Игра, вино и женщины — три порока, в которых моралисты упрекали Клавдия Цезаря, забывая о кровожадности его предшественников.
— До чего я дошел, Аврелий! Должен добиваться благосклонности толпы, словно какой-то бесстыжий демагог! Прежде у меня были совсем другие идеалы. Помнишь? Мне хотелось восстановить республику…
— В твоем положении, Цезарь, идеалы становятся роскошью, какую можно позволить себе крайне редко, — возразил патриций.
— Завидую тебе, друг мой: тебе никто не нужен, даже Цезарь. А вот мне, напротив, нужен ты. — Голос Клавдия звучал искренно. — Не стыдно попросить о помощи, даже если ты живой бог. Зевс разве не созывал на помощь других богов, чтобы побороть титанов? — хитро напомнил император. — Так что перейдем к главному. Мне стало известно, что ты блестяще раскрыл несколько загадочных убийств…
— Я думал, это совершенно частные дела, — изумился патриций.
— Друг мой, ты шутишь. В Риме даже у стен есть уши. И потом, император я, в конце концов, или нет? Найдутся и у меня свои шпионы, где надо…
Аврелий с трудом сдержал улыбку. Он не сомневался, что божественному Цезарю известно немало секретов, возможно, даже больше, чем его приятельнице матроне Помпонии, самой осведомленной сплетнице в столице.
— Пришло время оплатить мне те уроки этрусского языка, сенатор Стаций! Найди того, кто убил Хелидона, отдай его на растерзание черни — и тем поможешь мне спасти империю!
— Попробую, Клавдий. При одном условии, однако.
— Что? — добродушно нахмурился старик. — Кто ты такой, чтобы ставить условия Клавдию — богу?
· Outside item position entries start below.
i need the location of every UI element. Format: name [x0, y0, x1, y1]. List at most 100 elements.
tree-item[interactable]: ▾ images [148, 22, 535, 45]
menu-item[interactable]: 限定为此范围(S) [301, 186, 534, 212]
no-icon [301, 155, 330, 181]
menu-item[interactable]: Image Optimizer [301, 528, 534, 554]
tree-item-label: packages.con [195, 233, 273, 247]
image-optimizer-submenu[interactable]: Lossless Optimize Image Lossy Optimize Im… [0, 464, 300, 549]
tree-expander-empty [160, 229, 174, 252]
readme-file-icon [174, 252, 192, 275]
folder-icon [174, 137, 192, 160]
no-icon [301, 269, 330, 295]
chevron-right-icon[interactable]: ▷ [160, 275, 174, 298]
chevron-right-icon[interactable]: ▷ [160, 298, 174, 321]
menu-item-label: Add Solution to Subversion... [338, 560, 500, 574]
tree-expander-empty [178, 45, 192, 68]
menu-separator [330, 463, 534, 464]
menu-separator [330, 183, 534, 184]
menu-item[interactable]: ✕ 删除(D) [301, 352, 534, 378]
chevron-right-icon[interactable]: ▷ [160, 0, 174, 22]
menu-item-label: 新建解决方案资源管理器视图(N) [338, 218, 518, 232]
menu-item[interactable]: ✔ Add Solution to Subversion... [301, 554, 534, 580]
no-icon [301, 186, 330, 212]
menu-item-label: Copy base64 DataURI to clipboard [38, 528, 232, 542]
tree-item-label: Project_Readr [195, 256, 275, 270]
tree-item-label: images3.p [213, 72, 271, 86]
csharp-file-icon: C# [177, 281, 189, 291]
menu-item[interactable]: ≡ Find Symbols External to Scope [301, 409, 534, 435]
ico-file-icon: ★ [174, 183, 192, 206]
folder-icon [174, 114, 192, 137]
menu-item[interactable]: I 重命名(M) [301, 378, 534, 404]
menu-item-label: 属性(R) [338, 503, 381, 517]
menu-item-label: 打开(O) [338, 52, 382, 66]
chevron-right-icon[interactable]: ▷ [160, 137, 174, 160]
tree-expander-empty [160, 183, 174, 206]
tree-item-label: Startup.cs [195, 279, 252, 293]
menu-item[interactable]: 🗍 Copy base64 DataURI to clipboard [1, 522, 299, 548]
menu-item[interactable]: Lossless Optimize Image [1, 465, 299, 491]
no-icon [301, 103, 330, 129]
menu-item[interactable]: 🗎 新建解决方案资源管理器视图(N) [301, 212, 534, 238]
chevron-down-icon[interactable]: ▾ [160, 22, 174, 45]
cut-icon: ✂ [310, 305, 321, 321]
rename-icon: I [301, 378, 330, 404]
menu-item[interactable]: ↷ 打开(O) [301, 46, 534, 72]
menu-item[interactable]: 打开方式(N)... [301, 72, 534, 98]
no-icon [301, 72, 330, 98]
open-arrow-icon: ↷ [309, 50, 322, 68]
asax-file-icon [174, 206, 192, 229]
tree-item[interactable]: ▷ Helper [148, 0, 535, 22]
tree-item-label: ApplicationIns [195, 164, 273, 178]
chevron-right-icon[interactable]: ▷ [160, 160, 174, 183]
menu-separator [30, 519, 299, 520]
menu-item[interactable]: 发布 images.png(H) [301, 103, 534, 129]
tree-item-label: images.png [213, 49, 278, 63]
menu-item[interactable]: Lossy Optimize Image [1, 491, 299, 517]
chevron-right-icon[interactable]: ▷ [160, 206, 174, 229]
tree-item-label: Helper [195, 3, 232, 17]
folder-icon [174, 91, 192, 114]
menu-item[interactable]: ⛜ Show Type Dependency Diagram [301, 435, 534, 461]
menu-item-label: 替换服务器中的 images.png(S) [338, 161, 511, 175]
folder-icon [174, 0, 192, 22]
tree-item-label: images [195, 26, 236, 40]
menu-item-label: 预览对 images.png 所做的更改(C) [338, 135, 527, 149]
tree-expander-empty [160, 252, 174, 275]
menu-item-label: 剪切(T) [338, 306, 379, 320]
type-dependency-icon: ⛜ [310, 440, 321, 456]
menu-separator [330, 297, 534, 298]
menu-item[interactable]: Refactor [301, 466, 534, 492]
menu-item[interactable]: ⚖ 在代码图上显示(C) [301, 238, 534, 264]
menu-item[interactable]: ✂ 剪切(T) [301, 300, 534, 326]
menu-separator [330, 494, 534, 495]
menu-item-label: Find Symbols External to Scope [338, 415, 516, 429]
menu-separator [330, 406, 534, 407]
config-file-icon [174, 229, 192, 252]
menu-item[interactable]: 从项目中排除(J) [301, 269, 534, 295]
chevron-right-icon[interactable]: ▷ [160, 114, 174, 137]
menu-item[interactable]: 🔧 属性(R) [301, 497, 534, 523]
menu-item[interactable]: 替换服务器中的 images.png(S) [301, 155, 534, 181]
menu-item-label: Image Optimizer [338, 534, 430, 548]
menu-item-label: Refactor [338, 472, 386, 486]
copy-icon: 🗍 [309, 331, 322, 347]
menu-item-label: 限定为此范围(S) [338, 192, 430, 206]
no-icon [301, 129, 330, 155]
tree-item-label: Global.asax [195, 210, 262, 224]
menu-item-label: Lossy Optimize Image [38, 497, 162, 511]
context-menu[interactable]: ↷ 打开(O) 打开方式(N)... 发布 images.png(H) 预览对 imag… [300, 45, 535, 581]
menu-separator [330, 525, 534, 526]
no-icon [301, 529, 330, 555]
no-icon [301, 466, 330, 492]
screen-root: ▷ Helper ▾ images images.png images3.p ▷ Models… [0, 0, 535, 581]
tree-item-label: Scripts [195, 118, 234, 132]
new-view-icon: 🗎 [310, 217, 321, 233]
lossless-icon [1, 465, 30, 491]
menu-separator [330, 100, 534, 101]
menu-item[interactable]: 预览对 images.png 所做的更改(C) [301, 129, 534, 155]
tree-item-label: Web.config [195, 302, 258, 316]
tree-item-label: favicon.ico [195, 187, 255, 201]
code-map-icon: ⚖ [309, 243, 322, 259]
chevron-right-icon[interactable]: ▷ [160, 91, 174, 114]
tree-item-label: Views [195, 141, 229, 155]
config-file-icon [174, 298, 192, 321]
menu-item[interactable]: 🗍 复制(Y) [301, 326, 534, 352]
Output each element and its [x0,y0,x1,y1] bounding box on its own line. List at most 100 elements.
— Сенатор Публий Аврелий Стаций, рожденный свободным, римский гражданин, — с улыбкой ответил друг.
— Так что же это за условие?
— Я буду проводить расследование по-своему, совершенно самостоятельно и с самыми широкими полномочиями. Хочу, чтобы никто — никто! — не вмешивался в мою работу.
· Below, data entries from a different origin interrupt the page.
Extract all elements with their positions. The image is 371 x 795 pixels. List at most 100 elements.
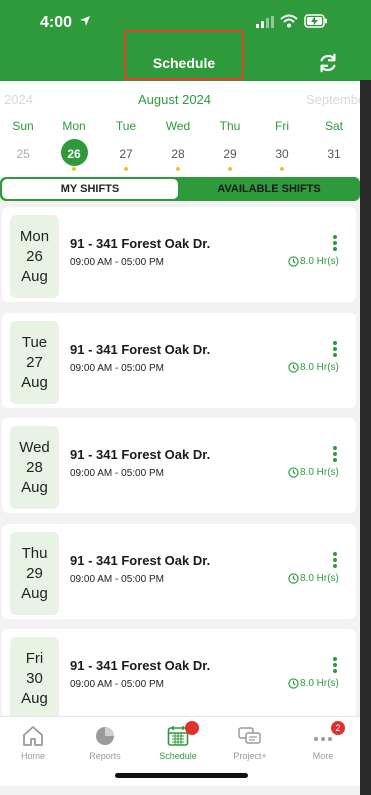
cellular-signal-icon bbox=[256, 16, 274, 28]
weekday-sat: Sat bbox=[324, 119, 343, 133]
page-title: Schedule bbox=[124, 30, 244, 80]
shift-weekday: Mon bbox=[19, 228, 50, 245]
day-30[interactable]: 30 bbox=[262, 147, 302, 161]
weekday-wed: Wed bbox=[165, 119, 191, 133]
shift-date-box: Fri 30 Aug bbox=[10, 637, 59, 720]
shift-month: Aug bbox=[21, 479, 48, 496]
clock-icon bbox=[288, 362, 299, 373]
clock-icon bbox=[288, 467, 299, 478]
home-icon bbox=[23, 726, 43, 746]
weekday-thu: Thu bbox=[219, 119, 241, 133]
shift-hours-label: 8.0 Hr(s) bbox=[300, 678, 339, 689]
tab-more[interactable]: More 2 bbox=[287, 721, 359, 761]
shift-weekday: Tue bbox=[21, 334, 48, 351]
shift-time: 09:00 AM - 05:00 PM bbox=[70, 574, 164, 585]
clock-icon bbox=[288, 573, 299, 584]
status-time: 4:00 bbox=[40, 14, 73, 31]
tab-available-shifts[interactable]: AVAILABLE SHIFTS bbox=[178, 179, 358, 199]
tab-reports[interactable]: Reports bbox=[69, 723, 141, 761]
current-month-label: August 2024 bbox=[138, 92, 212, 107]
home-indicator[interactable] bbox=[115, 773, 248, 778]
battery-charging-icon bbox=[304, 14, 327, 28]
shift-hours: 8.0 Hr(s) bbox=[288, 467, 339, 478]
more-options-icon[interactable] bbox=[332, 235, 338, 253]
shift-address: 91 - 341 Forest Oak Dr. bbox=[70, 553, 211, 568]
location-arrow-icon bbox=[80, 16, 90, 26]
shift-hours: 8.0 Hr(s) bbox=[288, 362, 339, 373]
shift-month: Aug bbox=[21, 585, 48, 602]
prev-month-label[interactable]: 2024 bbox=[4, 92, 33, 107]
tab-project-label: Project+ bbox=[233, 751, 267, 761]
tab-home-label: Home bbox=[20, 751, 45, 761]
shift-dot bbox=[124, 167, 128, 171]
tab-project[interactable]: Project+ bbox=[214, 723, 286, 761]
tab-schedule-label: Schedule bbox=[159, 751, 197, 761]
shift-hours-label: 8.0 Hr(s) bbox=[300, 573, 339, 584]
day-31[interactable]: 31 bbox=[314, 147, 354, 161]
day-29[interactable]: 29 bbox=[210, 147, 250, 161]
shift-card[interactable]: Mon 26 Aug 91 - 341 Forest Oak Dr. 09:00… bbox=[2, 207, 356, 302]
shift-time: 09:00 AM - 05:00 PM bbox=[70, 468, 164, 479]
shift-hours-label: 8.0 Hr(s) bbox=[300, 256, 339, 267]
shift-hours: 8.0 Hr(s) bbox=[288, 256, 339, 267]
shift-weekday: Wed bbox=[19, 439, 50, 456]
shift-card[interactable]: Fri 30 Aug 91 - 341 Forest Oak Dr. 09:00… bbox=[2, 629, 356, 724]
clock-icon bbox=[288, 678, 299, 689]
week-calendar[interactable]: 2024 August 2024 September Sun Mon Tue W… bbox=[0, 81, 360, 177]
shift-date-box: Tue 27 Aug bbox=[10, 321, 59, 404]
shift-dot bbox=[176, 167, 180, 171]
tab-schedule[interactable]: Schedule bbox=[142, 721, 214, 761]
tab-home[interactable]: Home bbox=[0, 723, 69, 761]
day-26-selected[interactable]: 26 bbox=[54, 147, 94, 161]
shift-day: 29 bbox=[26, 565, 43, 582]
background-edge bbox=[360, 0, 371, 795]
refresh-icon[interactable] bbox=[317, 52, 339, 74]
weekday-sun: Sun bbox=[12, 119, 34, 133]
shift-month: Aug bbox=[21, 268, 48, 285]
weekday-fri: Fri bbox=[275, 119, 289, 133]
shift-hours: 8.0 Hr(s) bbox=[288, 573, 339, 584]
chat-bubbles-icon bbox=[238, 727, 261, 744]
shift-dot bbox=[72, 167, 76, 171]
day-27[interactable]: 27 bbox=[106, 147, 146, 161]
shift-day: 26 bbox=[26, 248, 43, 265]
shift-date-box: Mon 26 Aug bbox=[10, 215, 59, 298]
shift-day: 30 bbox=[26, 670, 43, 687]
shift-day: 27 bbox=[26, 354, 43, 371]
tab-my-shifts[interactable]: MY SHIFTS bbox=[2, 179, 178, 199]
schedule-notification-badge bbox=[185, 721, 199, 735]
shift-dot bbox=[280, 167, 284, 171]
pie-chart-icon bbox=[96, 727, 114, 745]
shift-time: 09:00 AM - 05:00 PM bbox=[70, 679, 164, 690]
shift-hours-label: 8.0 Hr(s) bbox=[300, 362, 339, 373]
shift-address: 91 - 341 Forest Oak Dr. bbox=[70, 658, 211, 673]
more-notification-badge: 2 bbox=[331, 721, 345, 735]
app-header: 4:00 Schedule bbox=[0, 0, 360, 81]
shift-weekday: Thu bbox=[21, 545, 48, 562]
weekday-tue: Tue bbox=[115, 119, 137, 133]
shift-card[interactable]: Thu 29 Aug 91 - 341 Forest Oak Dr. 09:00… bbox=[2, 524, 356, 619]
day-28[interactable]: 28 bbox=[158, 147, 198, 161]
shift-day: 28 bbox=[26, 459, 43, 476]
tab-more-label: More bbox=[312, 751, 334, 761]
tab-reports-label: Reports bbox=[89, 751, 121, 761]
wifi-icon bbox=[280, 14, 298, 28]
shift-address: 91 - 341 Forest Oak Dr. bbox=[70, 236, 211, 251]
weekday-mon: Mon bbox=[62, 119, 86, 133]
shift-hours: 8.0 Hr(s) bbox=[288, 678, 339, 689]
day-25[interactable]: 25 bbox=[3, 147, 43, 161]
shift-address: 91 - 341 Forest Oak Dr. bbox=[70, 342, 211, 357]
more-options-icon[interactable] bbox=[332, 552, 338, 570]
app-screen: 4:00 Schedule 2024 August 2024 Septemb S… bbox=[0, 0, 360, 795]
shift-card[interactable]: Wed 28 Aug 91 - 341 Forest Oak Dr. 09:00… bbox=[2, 418, 356, 513]
more-options-icon[interactable] bbox=[332, 657, 338, 675]
clock-icon bbox=[288, 256, 299, 267]
shift-card[interactable]: Tue 27 Aug 91 - 341 Forest Oak Dr. 09:00… bbox=[2, 313, 356, 408]
shift-hours-label: 8.0 Hr(s) bbox=[300, 467, 339, 478]
shift-date-box: Thu 29 Aug bbox=[10, 532, 59, 615]
shift-date-box: Wed 28 Aug bbox=[10, 426, 59, 509]
more-options-icon[interactable] bbox=[332, 341, 338, 359]
next-month-label[interactable]: September bbox=[306, 92, 360, 107]
more-options-icon[interactable] bbox=[332, 446, 338, 464]
shift-weekday: Fri bbox=[25, 650, 44, 667]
— Сенатор Стаций, — заговорил Клавдий, — тебе не кажется это условие несколько обременительным?..
— Позволю себе настаивать, божественный Цезарь, — прервал его Аврелий, пренебрегая этикетом. — Если тебе нужен убийца, позволь мне спокойно вести расследование.
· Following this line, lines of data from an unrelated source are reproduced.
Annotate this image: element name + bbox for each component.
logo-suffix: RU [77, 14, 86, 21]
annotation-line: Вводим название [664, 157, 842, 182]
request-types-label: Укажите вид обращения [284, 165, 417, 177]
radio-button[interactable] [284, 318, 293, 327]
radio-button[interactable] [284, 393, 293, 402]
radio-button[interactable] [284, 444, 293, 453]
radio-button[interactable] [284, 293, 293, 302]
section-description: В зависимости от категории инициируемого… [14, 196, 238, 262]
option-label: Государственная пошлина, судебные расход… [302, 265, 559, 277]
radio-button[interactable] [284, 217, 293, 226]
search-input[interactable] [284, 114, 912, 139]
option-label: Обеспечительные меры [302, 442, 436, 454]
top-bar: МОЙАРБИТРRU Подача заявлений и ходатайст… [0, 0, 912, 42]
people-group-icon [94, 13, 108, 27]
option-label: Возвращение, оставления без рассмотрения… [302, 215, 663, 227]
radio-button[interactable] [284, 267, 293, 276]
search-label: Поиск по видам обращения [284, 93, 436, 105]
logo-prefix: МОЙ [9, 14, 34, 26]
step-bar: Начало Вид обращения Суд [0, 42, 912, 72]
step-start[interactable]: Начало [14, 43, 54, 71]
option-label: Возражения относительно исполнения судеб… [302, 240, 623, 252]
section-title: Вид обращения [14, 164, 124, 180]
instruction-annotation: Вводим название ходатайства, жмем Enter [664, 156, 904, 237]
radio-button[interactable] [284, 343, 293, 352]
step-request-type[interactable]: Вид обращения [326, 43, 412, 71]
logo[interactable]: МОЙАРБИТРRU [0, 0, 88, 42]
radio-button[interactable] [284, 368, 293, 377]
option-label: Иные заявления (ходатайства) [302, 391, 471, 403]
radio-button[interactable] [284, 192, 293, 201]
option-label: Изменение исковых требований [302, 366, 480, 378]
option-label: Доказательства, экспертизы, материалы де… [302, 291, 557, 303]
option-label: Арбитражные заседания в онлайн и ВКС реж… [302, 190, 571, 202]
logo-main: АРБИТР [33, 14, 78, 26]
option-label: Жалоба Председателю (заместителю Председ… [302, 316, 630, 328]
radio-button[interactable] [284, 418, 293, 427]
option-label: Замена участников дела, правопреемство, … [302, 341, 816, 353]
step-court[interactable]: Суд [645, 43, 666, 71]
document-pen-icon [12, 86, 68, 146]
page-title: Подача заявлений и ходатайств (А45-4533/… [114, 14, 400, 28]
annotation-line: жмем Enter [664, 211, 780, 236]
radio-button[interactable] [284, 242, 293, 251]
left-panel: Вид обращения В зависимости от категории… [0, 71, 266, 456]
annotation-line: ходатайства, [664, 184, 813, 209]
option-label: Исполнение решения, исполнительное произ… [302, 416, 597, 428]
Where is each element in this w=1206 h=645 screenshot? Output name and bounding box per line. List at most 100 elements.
— Ладно, пусть будет так, — сдался Цезарь. — С этого момента ты — мой прокуратор, и твое слово — мое слово. Vale,[14] Аврелий!
— Vale, Цезарь, — ответил сенатор и направился к выходу.
— И повтори этрусские глаголы! — услышал он вдогонку. — У тебя всегда были нелады с грамматикой!
3.
За шесть дней до июньских нон[15]— Какой ужас, какое жуткое несчастье, какая страшная беда! — без конца твердила Помпония.